Skip to content

Async streaming (stream_async)

LlamaBot separates synchronous completion via SimpleBot.__call__ (and stream_target) from asynchronous APIs on parallel types (AsyncSimpleBot and other Async* classes from llamabot) that provide stream_async and await for FastAPI, SSE, and notebooks that use async/await.

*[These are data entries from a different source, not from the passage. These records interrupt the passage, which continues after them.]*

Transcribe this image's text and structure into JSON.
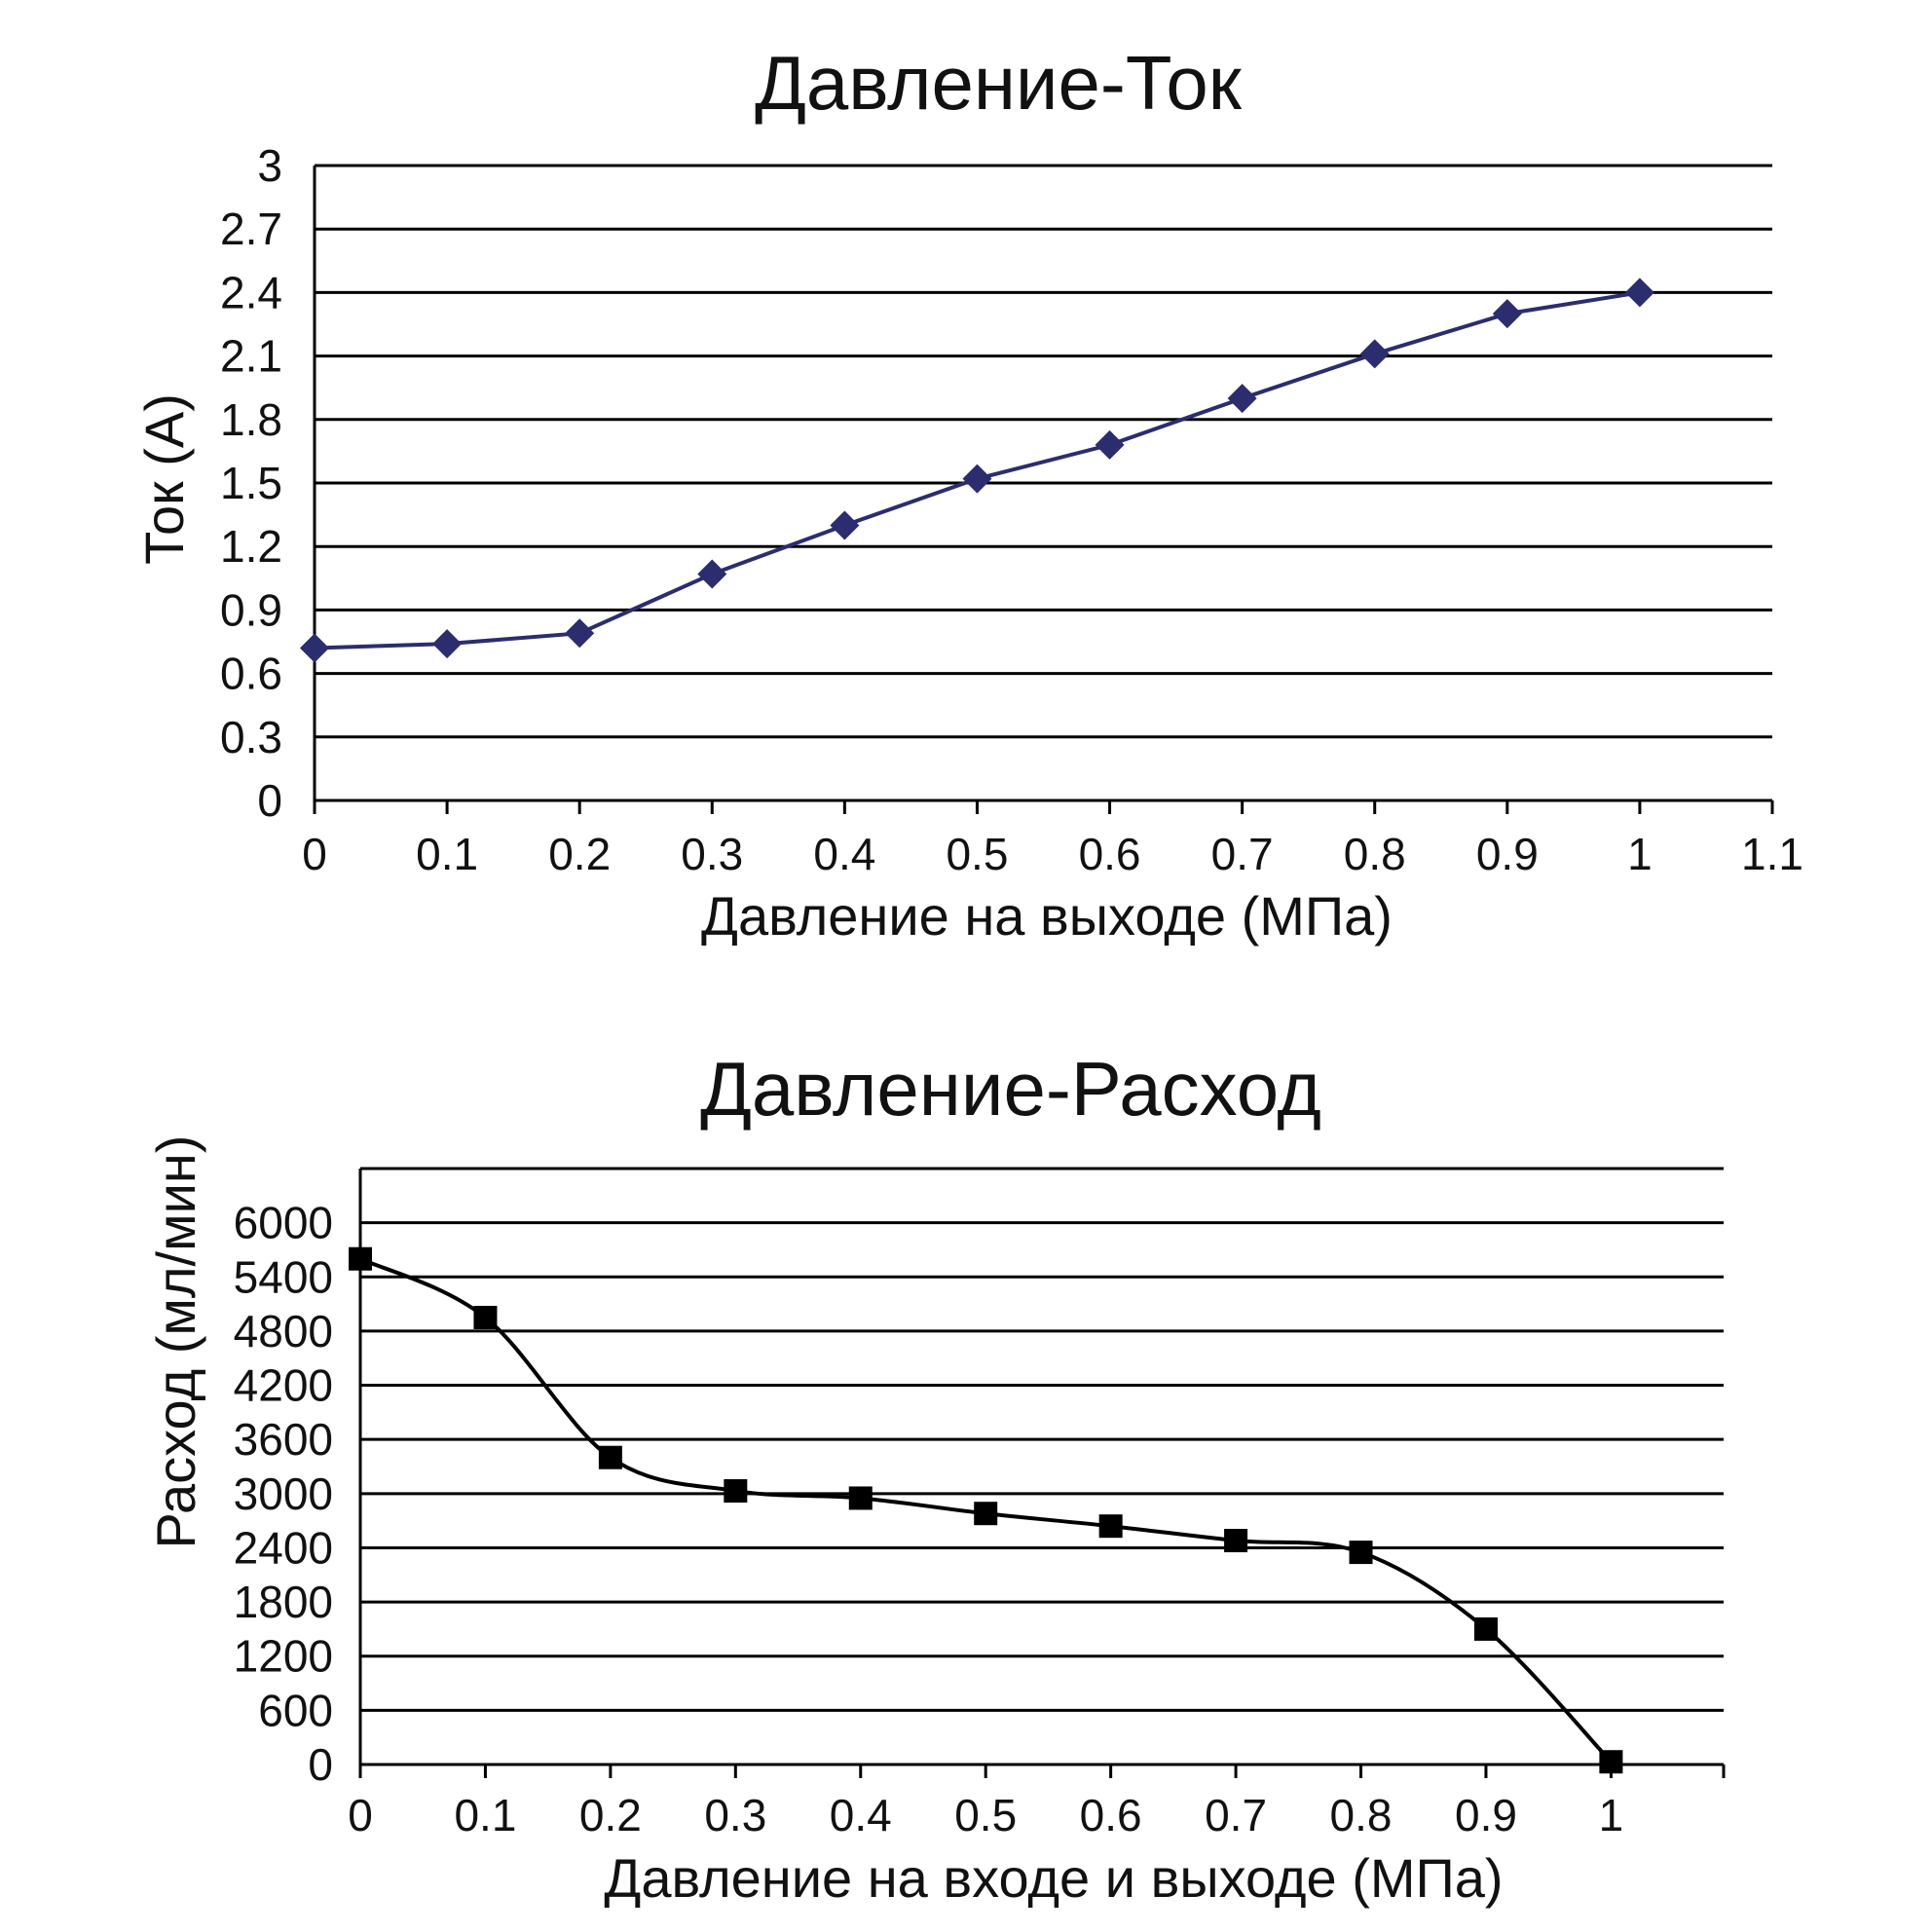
{
  "chart_data": [
    {
      "type": "line",
      "title": "Давление-Ток",
      "xlabel": "Давление на выходе (МПа)",
      "ylabel": "Ток (A)",
      "xlim": [
        0,
        1.1
      ],
      "ylim": [
        0,
        3
      ],
      "x_ticks": [
        "0",
        "0.1",
        "0.2",
        "0.3",
        "0.4",
        "0.5",
        "0.6",
        "0.7",
        "0.8",
        "0.9",
        "1",
        "1.1"
      ],
      "x_tick_values": [
        0,
        0.1,
        0.2,
        0.3,
        0.4,
        0.5,
        0.6,
        0.7,
        0.8,
        0.9,
        1,
        1.1
      ],
      "y_ticks": [
        "0",
        "0.3",
        "0.6",
        "0.9",
        "1.2",
        "1.5",
        "1.8",
        "2.1",
        "2.4",
        "2.7",
        "3"
      ],
      "y_tick_values": [
        0,
        0.3,
        0.6,
        0.9,
        1.2,
        1.5,
        1.8,
        2.1,
        2.4,
        2.7,
        3
      ],
      "grid": true,
      "marker": "diamond",
      "color": "#2b2d6e",
      "series": [
        {
          "x": [
            0,
            0.1,
            0.2,
            0.3,
            0.4,
            0.5,
            0.6,
            0.7,
            0.8,
            0.9,
            1.0
          ],
          "values": [
            0.72,
            0.74,
            0.79,
            1.07,
            1.3,
            1.52,
            1.68,
            1.9,
            2.11,
            2.3,
            2.4
          ]
        }
      ]
    },
    {
      "type": "line",
      "title": "Давление-Расход",
      "xlabel": "Давление на входе и выходе (МПа)",
      "ylabel": "Расход (мл/мин)",
      "xlim": [
        0,
        1.09
      ],
      "ylim": [
        0,
        6600
      ],
      "x_ticks": [
        "0",
        "0.1",
        "0.2",
        "0.3",
        "0.4",
        "0.5",
        "0.6",
        "0.7",
        "0.8",
        "0.9",
        "1"
      ],
      "x_tick_values": [
        0,
        0.1,
        0.2,
        0.3,
        0.4,
        0.5,
        0.6,
        0.7,
        0.8,
        0.9,
        1
      ],
      "y_ticks": [
        "0",
        "600",
        "1200",
        "1800",
        "2400",
        "3000",
        "3600",
        "4200",
        "4800",
        "5400",
        "6000"
      ],
      "y_tick_values": [
        0,
        600,
        1200,
        1800,
        2400,
        3000,
        3600,
        4200,
        4800,
        5400,
        6000
      ],
      "grid": true,
      "marker": "square",
      "smooth": true,
      "color": "#000000",
      "series": [
        {
          "x": [
            0,
            0.1,
            0.2,
            0.3,
            0.4,
            0.5,
            0.6,
            0.7,
            0.8,
            0.9,
            1.0
          ],
          "values": [
            5600,
            4950,
            3400,
            3030,
            2950,
            2780,
            2640,
            2480,
            2350,
            1500,
            30
          ]
        }
      ]
    }
  ]
}
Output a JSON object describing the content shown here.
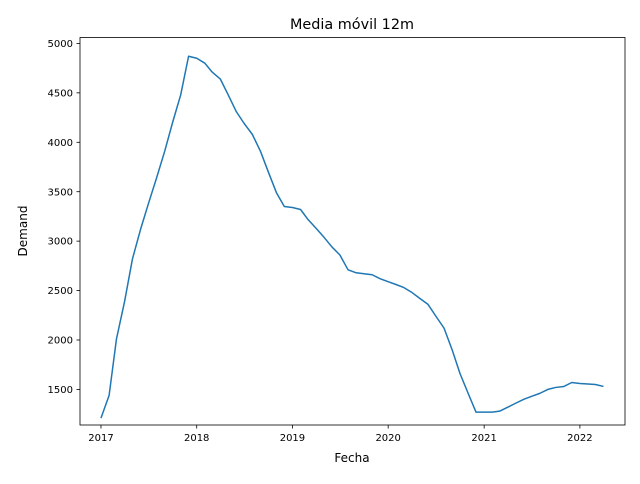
{
  "chart_data": {
    "type": "line",
    "title": "Media móvil 12m",
    "xlabel": "Fecha",
    "ylabel": "Demand",
    "xlim": [
      "2016-10-13",
      "2022-06-22"
    ],
    "ylim": [
      1140,
      5060
    ],
    "grid": false,
    "line_color": "#1f77b4",
    "x_ticks": [
      {
        "date": "2017-01-01",
        "label": "2017"
      },
      {
        "date": "2018-01-01",
        "label": "2018"
      },
      {
        "date": "2019-01-01",
        "label": "2019"
      },
      {
        "date": "2020-01-01",
        "label": "2020"
      },
      {
        "date": "2021-01-01",
        "label": "2021"
      },
      {
        "date": "2022-01-01",
        "label": "2022"
      }
    ],
    "y_ticks": [
      {
        "value": 1500,
        "label": "1500"
      },
      {
        "value": 2000,
        "label": "2000"
      },
      {
        "value": 2500,
        "label": "2500"
      },
      {
        "value": 3000,
        "label": "3000"
      },
      {
        "value": 3500,
        "label": "3500"
      },
      {
        "value": 4000,
        "label": "4000"
      },
      {
        "value": 4500,
        "label": "4500"
      },
      {
        "value": 5000,
        "label": "5000"
      }
    ],
    "series": [
      {
        "x": [
          "2017-01-01",
          "2017-02-01",
          "2017-03-01",
          "2017-04-01",
          "2017-05-01",
          "2017-06-01",
          "2017-07-01",
          "2017-08-01",
          "2017-09-01",
          "2017-10-01",
          "2017-11-01",
          "2017-12-01",
          "2018-01-01",
          "2018-02-01",
          "2018-03-01",
          "2018-04-01",
          "2018-05-01",
          "2018-06-01",
          "2018-07-01",
          "2018-08-01",
          "2018-09-01",
          "2018-10-01",
          "2018-11-01",
          "2018-12-01",
          "2019-01-01",
          "2019-02-01",
          "2019-03-01",
          "2019-04-01",
          "2019-05-01",
          "2019-06-01",
          "2019-07-01",
          "2019-08-01",
          "2019-09-01",
          "2019-10-01",
          "2019-11-01",
          "2019-12-01",
          "2020-01-01",
          "2020-02-01",
          "2020-03-01",
          "2020-04-01",
          "2020-05-01",
          "2020-06-01",
          "2020-07-01",
          "2020-08-01",
          "2020-09-01",
          "2020-10-01",
          "2020-11-01",
          "2020-12-01",
          "2021-01-01",
          "2021-02-01",
          "2021-03-01",
          "2021-04-01",
          "2021-05-01",
          "2021-06-01",
          "2021-07-01",
          "2021-08-01",
          "2021-09-01",
          "2021-10-01",
          "2021-11-01",
          "2021-12-01",
          "2022-01-01",
          "2022-02-01",
          "2022-03-01",
          "2022-04-01"
        ],
        "values": [
          1210,
          1440,
          2010,
          2390,
          2820,
          3120,
          3380,
          3640,
          3910,
          4200,
          4480,
          4870,
          4850,
          4800,
          4710,
          4640,
          4480,
          4310,
          4190,
          4080,
          3910,
          3700,
          3490,
          3350,
          3340,
          3320,
          3220,
          3130,
          3040,
          2940,
          2860,
          2710,
          2680,
          2670,
          2660,
          2620,
          2590,
          2560,
          2530,
          2480,
          2420,
          2360,
          2240,
          2120,
          1900,
          1660,
          1460,
          1270,
          1270,
          1270,
          1280,
          1320,
          1360,
          1400,
          1430,
          1460,
          1500,
          1520,
          1530,
          1570,
          1560,
          1555,
          1550,
          1530
        ]
      }
    ]
  }
}
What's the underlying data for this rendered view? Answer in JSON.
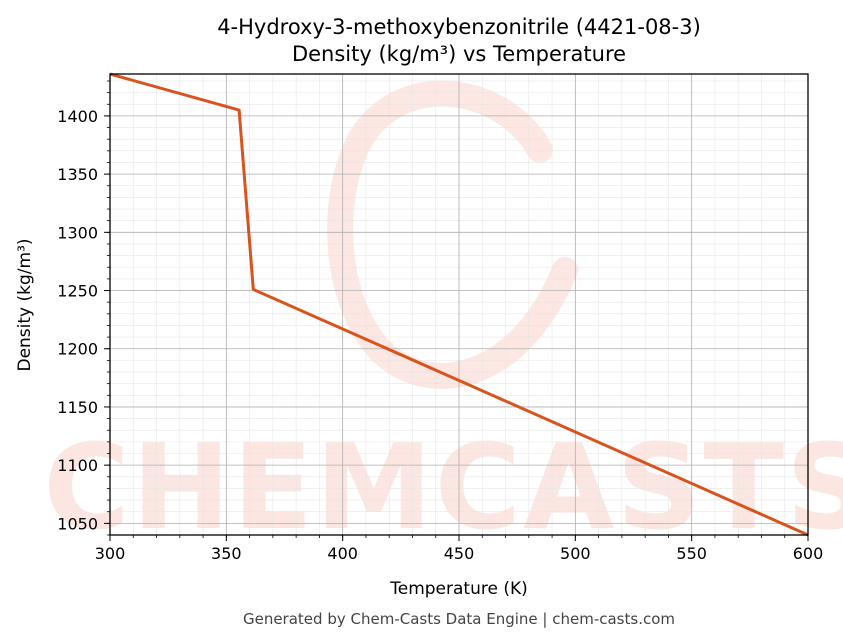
{
  "chart_data": {
    "type": "line",
    "title": "4-Hydroxy-3-methoxybenzonitrile (4421-08-3)",
    "subtitle": "Density (kg/m³) vs Temperature",
    "xlabel": "Temperature (K)",
    "ylabel": "Density (kg/m³)",
    "xlim": [
      300,
      600
    ],
    "ylim": [
      1040,
      1436
    ],
    "xticks": [
      300,
      350,
      400,
      450,
      500,
      550,
      600
    ],
    "yticks": [
      1050,
      1100,
      1150,
      1200,
      1250,
      1300,
      1350,
      1400
    ],
    "grid": true,
    "series": [
      {
        "color": "#d9531e",
        "x": [
          300,
          355.5,
          361.6,
          600
        ],
        "y": [
          1436,
          1405,
          1251,
          1040
        ]
      }
    ]
  },
  "watermark": "CHEMCASTS",
  "footer": "Generated by Chem-Casts Data Engine | chem-casts.com"
}
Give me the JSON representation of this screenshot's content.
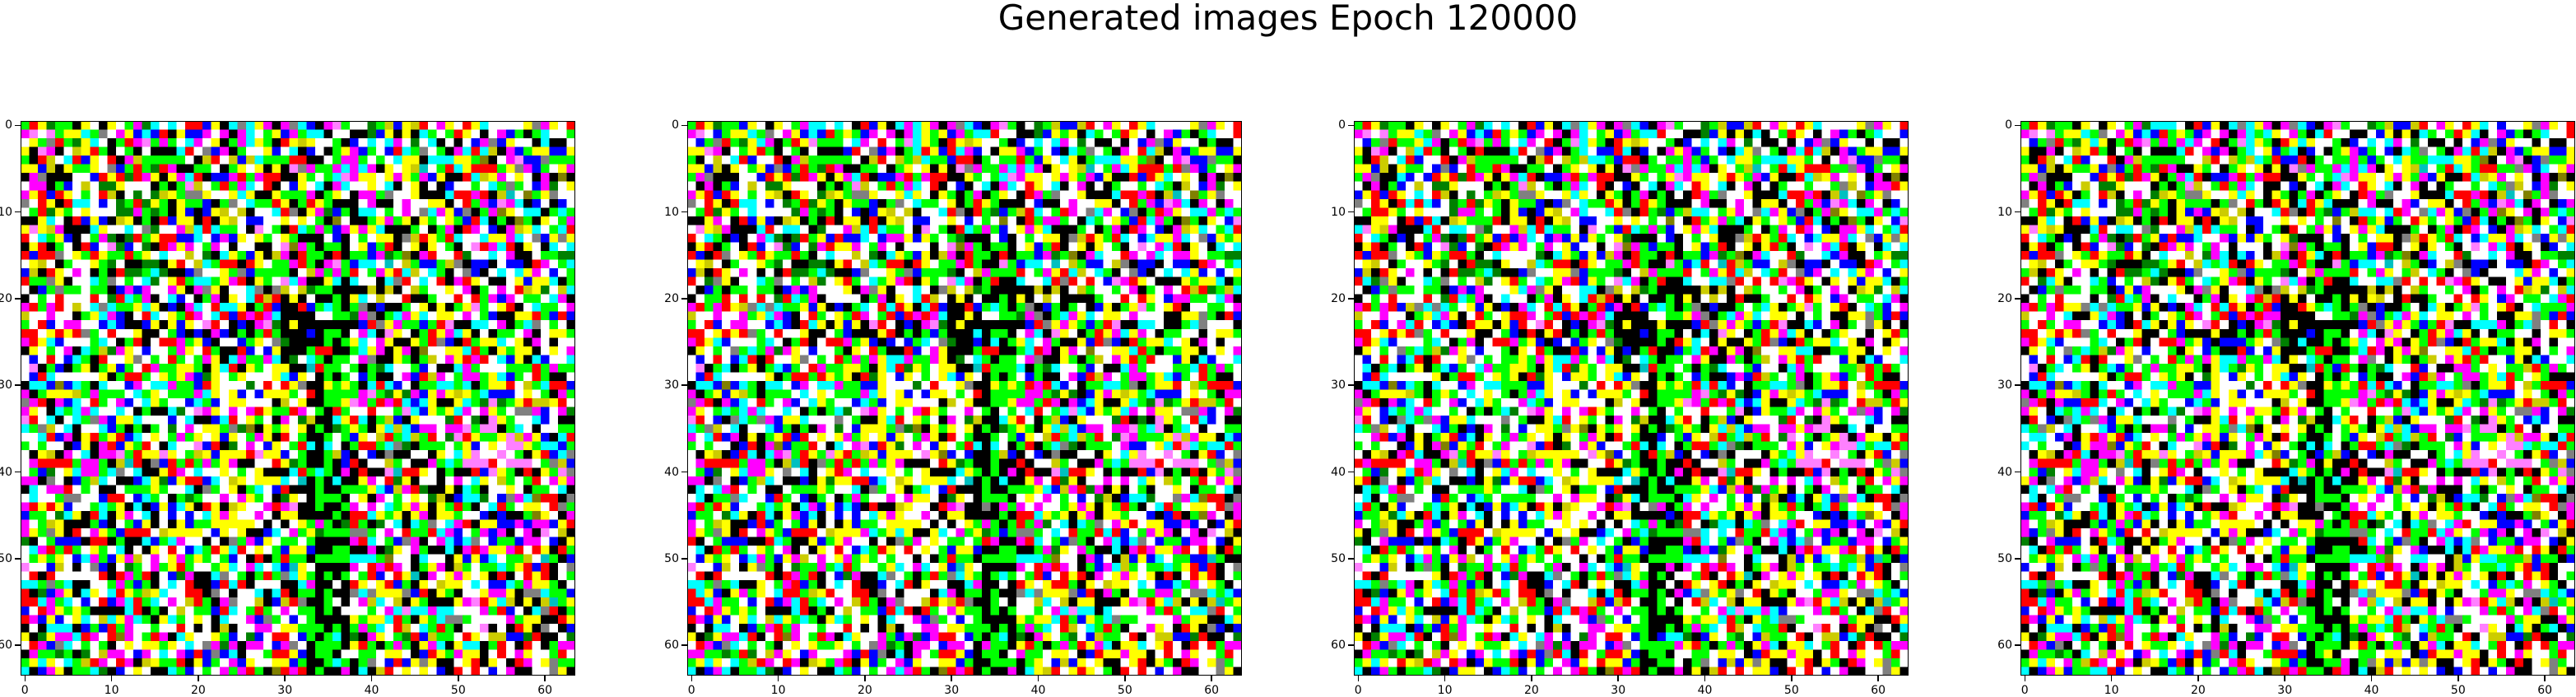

Example (Marimo): AsyncSimpleBot walkthrough (uvx marimo run --sandbox docs/examples/async_simplebot.py). Example notebooks install llamabot from this repository using PEP 723 [tool.uv.sources] (path relative to each .py file), not from PyPI.

Canonical contract

Implementations expose:

async def stream_async(...) -> AsyncGenerator[str, None]: ...
  • Return type: An async iterator of assistant text deltas (strings). Empty strings are not yielded.
  • Independence from stream_target: Async streaming uses litellm.acompletion with stream=True when the model supports token streaming (see model_supports_token_streaming in llamabot.bot.simplebot). Setting stream_target="none" only affects synchronous __call__ on sync bots (and printing in AsyncSimpleBot.__call__); it does not disable stream_async.
  • Models without token streaming: For o1-preview and o1-mini, the provider response is non-streamed; stream_async yields a single string (full content) to keep the same iterator contract.
  • Side effects: When streaming finishes, bots run the same logging and memory updates as the synchronous path (where applicable), using the assembled response from stream_chunk_builder.

Shared helpers

Module-level helpers in llamabot.bot.simplebot:

Symbol Role
completion_kwargs_for_messages Shared kwargs for completion / acompletion
make_async_response await acompletion(...)
stream_tokens_for_messages Async iterator over text deltas + optional finalize callback
model_supports_token_streaming Whether to use stream=True for async streaming

Bot-specific entry points

Sync bots (SimpleBot, QueryBot, …) expose blocking __call__ only. Use the matching async class for stream_async (and await __call__ where provided):

Async class stream_async signature Notes
AsyncSimpleBot stream_async(*human_messages) Same constructor and message shape as SimpleBot; await __call__(...) returns AIMessage
AsyncQueryBot stream_async(query, n_results=20) Same as QueryBot RAG flow
AsyncToolBot stream_async(*messages, execution_history=None) Same as ToolBot.__call__
AsyncStructuredBot stream_async(*user_messages) Streams one structured attempt; no validation on partial chunks

Message lists are built from shared compose_* helpers on the sync base classes (for example SimpleBot.compose_messages_for_human_messages, QueryBot.compose_rag_messages).

SSE mapping

sse_stream in llamabot.sse wraps stream_async and maps chunks to SSE events:

Event type When
message (default) Each text delta
done After the stream completes
error On exception (stringified message in data)

See SSE reference for FastAPI usage.

Migration note

Using stream_target="api" with SimpleBot.__call__ returns a sync generator. For async servers and SSE, use AsyncSimpleBot (or another Async* bot) with stream_async or sse_stream.